Selanjutnya, Naruhito harus masuk sendiri dengan membawa obor. Di dalamnya, Kaisar ke-126 Jepang itu menyerahkan sesaji bagi Dewa Matahari, berupa 32 makanan di atas piring daun pohon ek. Di antaranya adalah gandum, arak beras dan nasi. Pada momen itu, dia berdoa untuk kemajuan Jepang.


Prosesi ini berlangsung selama 2,5 jam. Selanjutnya, Naruhito melakukan prosesi yang sama di Daijokyu lainnya dan berakhir pada pukul 03.00 dini hari, Jumat (15/11).
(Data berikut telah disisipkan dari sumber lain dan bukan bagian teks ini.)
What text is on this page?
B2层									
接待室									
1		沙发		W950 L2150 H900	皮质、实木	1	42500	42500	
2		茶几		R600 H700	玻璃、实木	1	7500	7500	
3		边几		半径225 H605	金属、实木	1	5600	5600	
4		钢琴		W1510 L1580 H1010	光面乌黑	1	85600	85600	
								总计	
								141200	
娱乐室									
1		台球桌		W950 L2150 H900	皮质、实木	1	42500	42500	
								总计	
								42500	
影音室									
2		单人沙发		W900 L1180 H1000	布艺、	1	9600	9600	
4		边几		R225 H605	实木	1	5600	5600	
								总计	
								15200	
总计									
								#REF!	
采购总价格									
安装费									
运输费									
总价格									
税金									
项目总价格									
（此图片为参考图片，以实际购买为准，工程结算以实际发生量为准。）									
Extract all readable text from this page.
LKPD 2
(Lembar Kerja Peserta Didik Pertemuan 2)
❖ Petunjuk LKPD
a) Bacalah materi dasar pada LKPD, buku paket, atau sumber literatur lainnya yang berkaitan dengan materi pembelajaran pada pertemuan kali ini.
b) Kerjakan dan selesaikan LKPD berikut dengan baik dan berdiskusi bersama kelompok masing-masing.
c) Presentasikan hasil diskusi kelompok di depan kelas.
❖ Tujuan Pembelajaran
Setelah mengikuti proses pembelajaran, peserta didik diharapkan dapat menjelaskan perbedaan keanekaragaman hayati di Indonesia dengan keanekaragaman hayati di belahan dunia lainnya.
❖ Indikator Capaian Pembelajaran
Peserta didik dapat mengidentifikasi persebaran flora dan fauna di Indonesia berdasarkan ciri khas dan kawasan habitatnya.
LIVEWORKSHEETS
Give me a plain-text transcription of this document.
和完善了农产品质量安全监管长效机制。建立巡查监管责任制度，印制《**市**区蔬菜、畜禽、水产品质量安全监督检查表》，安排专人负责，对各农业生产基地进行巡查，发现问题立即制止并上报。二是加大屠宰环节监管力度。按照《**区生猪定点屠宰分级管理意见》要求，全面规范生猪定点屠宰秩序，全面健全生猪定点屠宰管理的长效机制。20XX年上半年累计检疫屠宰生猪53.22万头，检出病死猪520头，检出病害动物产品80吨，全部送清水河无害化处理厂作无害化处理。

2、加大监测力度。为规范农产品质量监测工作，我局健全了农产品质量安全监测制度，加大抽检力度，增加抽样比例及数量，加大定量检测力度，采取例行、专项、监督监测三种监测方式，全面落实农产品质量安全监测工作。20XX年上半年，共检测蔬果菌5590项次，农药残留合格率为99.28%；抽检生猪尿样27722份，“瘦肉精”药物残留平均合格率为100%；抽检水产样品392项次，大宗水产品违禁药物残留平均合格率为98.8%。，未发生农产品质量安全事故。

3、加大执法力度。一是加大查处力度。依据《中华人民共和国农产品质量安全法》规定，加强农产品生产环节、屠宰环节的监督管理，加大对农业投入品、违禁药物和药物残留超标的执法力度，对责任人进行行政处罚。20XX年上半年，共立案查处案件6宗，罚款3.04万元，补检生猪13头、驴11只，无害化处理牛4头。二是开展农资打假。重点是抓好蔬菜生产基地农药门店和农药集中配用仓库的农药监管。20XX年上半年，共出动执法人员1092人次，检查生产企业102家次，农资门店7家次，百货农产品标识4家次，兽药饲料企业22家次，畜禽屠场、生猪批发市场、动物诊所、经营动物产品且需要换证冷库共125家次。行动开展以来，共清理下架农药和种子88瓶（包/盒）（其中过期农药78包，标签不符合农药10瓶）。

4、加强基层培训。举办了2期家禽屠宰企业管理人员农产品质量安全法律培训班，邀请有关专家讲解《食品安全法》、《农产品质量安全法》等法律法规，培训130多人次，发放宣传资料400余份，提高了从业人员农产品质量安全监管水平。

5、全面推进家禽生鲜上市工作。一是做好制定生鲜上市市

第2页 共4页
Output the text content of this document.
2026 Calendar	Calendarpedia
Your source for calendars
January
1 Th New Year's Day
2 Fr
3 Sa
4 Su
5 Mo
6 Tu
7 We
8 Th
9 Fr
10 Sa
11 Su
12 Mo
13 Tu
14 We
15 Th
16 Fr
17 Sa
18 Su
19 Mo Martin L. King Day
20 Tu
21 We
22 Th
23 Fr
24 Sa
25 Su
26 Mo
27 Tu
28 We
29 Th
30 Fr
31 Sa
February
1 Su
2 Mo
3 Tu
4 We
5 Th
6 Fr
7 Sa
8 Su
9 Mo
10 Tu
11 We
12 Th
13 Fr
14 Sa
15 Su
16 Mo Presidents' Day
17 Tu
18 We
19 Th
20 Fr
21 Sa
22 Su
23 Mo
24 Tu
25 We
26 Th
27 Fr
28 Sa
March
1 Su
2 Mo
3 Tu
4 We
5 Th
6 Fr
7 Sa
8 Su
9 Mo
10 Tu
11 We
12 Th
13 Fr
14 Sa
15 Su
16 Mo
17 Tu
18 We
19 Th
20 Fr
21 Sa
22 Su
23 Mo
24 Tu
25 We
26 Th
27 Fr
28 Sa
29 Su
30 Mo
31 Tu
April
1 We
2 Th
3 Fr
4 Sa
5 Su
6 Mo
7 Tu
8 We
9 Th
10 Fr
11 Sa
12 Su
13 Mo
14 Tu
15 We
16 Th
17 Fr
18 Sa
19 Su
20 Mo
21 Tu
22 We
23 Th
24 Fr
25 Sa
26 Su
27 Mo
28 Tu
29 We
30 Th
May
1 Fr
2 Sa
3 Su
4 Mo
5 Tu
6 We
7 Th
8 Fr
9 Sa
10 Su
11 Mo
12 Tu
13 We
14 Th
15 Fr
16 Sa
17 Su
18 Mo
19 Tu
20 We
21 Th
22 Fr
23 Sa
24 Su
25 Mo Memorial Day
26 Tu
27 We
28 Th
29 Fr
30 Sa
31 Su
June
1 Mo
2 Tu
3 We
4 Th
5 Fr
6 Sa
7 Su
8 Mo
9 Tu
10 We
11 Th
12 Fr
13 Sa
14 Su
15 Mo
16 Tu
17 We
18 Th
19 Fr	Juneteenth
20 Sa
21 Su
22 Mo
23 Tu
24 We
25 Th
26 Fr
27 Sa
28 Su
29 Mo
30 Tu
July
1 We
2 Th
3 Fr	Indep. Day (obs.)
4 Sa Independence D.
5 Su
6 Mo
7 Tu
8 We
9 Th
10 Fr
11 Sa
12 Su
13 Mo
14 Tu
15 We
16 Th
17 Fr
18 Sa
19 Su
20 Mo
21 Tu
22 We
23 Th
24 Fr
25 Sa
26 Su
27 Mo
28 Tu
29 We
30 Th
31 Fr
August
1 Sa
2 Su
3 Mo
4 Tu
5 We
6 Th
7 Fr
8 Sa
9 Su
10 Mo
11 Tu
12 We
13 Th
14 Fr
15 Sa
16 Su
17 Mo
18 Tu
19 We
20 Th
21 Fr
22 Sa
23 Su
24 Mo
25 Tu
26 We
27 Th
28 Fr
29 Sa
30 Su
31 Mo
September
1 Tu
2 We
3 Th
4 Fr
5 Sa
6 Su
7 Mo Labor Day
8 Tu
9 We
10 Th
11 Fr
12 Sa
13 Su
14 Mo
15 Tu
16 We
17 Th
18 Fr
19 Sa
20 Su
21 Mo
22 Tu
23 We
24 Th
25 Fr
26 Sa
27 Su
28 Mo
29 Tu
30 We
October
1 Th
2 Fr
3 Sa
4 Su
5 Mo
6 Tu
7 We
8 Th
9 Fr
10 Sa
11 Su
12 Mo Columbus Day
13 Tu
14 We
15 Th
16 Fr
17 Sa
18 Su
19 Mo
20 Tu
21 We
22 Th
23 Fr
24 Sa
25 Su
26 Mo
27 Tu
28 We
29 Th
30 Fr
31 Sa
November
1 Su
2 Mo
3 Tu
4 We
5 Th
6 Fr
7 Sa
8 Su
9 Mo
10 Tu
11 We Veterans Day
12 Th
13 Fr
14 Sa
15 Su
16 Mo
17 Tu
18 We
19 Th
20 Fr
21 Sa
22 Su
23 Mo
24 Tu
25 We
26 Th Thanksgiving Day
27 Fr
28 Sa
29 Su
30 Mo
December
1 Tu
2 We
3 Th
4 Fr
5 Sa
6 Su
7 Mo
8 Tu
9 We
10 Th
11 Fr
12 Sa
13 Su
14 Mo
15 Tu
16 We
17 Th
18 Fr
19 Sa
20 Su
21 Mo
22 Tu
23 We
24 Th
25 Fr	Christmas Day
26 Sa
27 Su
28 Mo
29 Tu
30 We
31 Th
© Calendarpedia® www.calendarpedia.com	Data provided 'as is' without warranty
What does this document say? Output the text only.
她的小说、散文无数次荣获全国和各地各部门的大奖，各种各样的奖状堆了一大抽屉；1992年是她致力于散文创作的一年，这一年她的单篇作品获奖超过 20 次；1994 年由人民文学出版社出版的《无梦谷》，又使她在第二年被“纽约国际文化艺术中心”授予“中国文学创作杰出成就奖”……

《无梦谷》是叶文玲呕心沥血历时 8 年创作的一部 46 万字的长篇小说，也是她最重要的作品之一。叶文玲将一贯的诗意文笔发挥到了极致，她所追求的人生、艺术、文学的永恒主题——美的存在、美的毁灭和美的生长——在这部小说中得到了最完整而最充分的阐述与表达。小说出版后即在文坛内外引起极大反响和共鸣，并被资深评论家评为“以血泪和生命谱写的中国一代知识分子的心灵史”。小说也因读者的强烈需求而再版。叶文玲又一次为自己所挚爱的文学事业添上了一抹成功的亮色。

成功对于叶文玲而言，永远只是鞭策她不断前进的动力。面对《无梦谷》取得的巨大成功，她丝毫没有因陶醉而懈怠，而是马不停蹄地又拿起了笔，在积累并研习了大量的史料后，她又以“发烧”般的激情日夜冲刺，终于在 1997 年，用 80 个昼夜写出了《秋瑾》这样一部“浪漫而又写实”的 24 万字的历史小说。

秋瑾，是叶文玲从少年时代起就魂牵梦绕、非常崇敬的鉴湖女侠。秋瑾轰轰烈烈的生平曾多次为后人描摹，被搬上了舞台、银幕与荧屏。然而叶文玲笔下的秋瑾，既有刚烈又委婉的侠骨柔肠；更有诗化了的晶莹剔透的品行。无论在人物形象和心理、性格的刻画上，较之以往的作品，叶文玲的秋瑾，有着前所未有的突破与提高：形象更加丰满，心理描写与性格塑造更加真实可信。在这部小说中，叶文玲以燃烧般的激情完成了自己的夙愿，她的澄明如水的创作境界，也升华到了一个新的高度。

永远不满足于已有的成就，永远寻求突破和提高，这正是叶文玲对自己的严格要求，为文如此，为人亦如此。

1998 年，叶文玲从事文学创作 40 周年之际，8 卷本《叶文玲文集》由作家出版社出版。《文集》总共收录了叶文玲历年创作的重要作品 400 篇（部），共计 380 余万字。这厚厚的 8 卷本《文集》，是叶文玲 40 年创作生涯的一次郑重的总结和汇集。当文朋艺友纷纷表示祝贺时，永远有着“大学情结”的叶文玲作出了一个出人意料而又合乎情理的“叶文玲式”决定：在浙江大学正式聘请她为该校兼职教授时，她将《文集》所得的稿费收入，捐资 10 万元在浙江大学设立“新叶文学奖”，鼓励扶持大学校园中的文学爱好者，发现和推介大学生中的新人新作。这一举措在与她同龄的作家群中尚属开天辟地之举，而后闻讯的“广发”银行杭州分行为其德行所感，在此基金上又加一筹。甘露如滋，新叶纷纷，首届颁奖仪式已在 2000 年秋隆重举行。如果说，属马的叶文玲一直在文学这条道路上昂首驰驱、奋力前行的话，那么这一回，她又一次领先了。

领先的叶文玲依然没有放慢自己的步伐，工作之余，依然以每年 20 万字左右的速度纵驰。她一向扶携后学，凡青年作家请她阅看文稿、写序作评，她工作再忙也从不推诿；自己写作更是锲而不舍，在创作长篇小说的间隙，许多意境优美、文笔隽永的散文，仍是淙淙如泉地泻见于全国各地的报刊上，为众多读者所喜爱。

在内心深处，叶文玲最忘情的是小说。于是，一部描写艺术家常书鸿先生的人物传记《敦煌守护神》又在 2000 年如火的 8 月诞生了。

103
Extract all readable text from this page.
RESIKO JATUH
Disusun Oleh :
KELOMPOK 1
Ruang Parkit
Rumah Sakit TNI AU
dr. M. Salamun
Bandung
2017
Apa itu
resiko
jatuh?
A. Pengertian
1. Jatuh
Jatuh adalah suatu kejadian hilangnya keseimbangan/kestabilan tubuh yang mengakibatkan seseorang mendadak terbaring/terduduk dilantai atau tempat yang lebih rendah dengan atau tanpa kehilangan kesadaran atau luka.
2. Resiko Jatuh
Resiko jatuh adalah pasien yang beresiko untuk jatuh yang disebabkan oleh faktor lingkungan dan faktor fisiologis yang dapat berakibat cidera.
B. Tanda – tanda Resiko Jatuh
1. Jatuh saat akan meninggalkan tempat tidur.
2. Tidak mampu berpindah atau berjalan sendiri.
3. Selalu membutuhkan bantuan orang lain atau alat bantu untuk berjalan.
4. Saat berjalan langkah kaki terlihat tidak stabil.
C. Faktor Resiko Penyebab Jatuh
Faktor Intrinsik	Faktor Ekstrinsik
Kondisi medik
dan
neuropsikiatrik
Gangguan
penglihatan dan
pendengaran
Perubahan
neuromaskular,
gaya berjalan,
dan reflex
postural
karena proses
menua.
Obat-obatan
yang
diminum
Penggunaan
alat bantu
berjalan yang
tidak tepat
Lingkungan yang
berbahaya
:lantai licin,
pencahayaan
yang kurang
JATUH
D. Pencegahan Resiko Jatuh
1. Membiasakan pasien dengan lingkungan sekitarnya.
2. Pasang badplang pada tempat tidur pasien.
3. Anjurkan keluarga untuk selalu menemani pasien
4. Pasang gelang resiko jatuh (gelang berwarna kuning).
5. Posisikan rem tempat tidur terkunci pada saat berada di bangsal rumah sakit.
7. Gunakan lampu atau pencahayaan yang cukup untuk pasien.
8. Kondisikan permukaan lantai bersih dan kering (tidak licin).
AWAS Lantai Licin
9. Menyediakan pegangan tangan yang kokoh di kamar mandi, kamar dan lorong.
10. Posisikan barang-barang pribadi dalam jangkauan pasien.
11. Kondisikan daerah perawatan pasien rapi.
Dikutip dari Reuters, ritual ini disebut-sebut merupakan pesta yang melibatkan dewi matahari dan kaisar. Juga sebagian besar penobatan memiliki unsur mistik. "Kaisar diubah dengan mengambil bagian dalam pesta ini, " kata John Breen, seorang profesor di Pusat Penelitian Internasional Studi Jepang Kyoto.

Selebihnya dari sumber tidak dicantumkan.